Programming large-scale parallel systems¶
Intro to MPI (collectives)¶
Contents¶
In this notebook, we will continue learning the basics of parallel computing using the Message Passing Interface (MPI) from Julia. In particular, we will learn:
- How to use basic collective communication directives
- How to use MPI communicators
Collective communication¶
MPI provides a set of routines for communication involving multiple processes. These are called collective communication operations. Some usual collective operations are:
MPI_Barrier
: Synchronize all processesMPI_Bcast
: Send the same data from one to all processesMPI_Gather
: Gather data from all processes to oneMPI_Scatter
: Scatter data from one to all all processesMPI_Reduce
: Reduce data from all processes to a single oneMPI_Scan
: Scan (or prefix) reductionMPI_Allgather
: Like aMPI_Gather
but all processes receive the resultMPI_Allreduce
: LikeMPI_Reduce
but all processes receive the resultMPI_Alltoall
: Exchange data from all to all processes
We will discuss some of them in greater detail in this notebook.

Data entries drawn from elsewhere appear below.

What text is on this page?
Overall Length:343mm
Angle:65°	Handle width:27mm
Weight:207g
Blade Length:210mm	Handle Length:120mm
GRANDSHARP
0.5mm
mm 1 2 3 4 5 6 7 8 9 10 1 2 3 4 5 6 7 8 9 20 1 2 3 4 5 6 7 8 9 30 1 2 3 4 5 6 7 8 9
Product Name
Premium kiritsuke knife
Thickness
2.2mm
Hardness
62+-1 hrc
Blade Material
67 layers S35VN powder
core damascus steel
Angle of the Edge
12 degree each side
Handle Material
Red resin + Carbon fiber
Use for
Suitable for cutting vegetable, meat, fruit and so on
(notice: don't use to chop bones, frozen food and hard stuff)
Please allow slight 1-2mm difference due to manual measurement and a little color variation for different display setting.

Why collective operations?¶
Point-to-point communication functions provide all the building blocks needed in parallel programs and could be used to implement the collective functions described above. Then, why does MPI provide collective communication functions? There are several reasons:
- Ease of use: It is handy for users to have these functions readily available instead of having to implement them.
- Performance: Library implementations typically use efficient algorithms (such as reduction trees).
- Hardware support: Hardware vendors can optimize the MPI library for their machine and even develop hardware specially design to perform MPI operations efficiently. For instance, IMB Blue Gene was equipped with auxiliary networks for MPI collectives.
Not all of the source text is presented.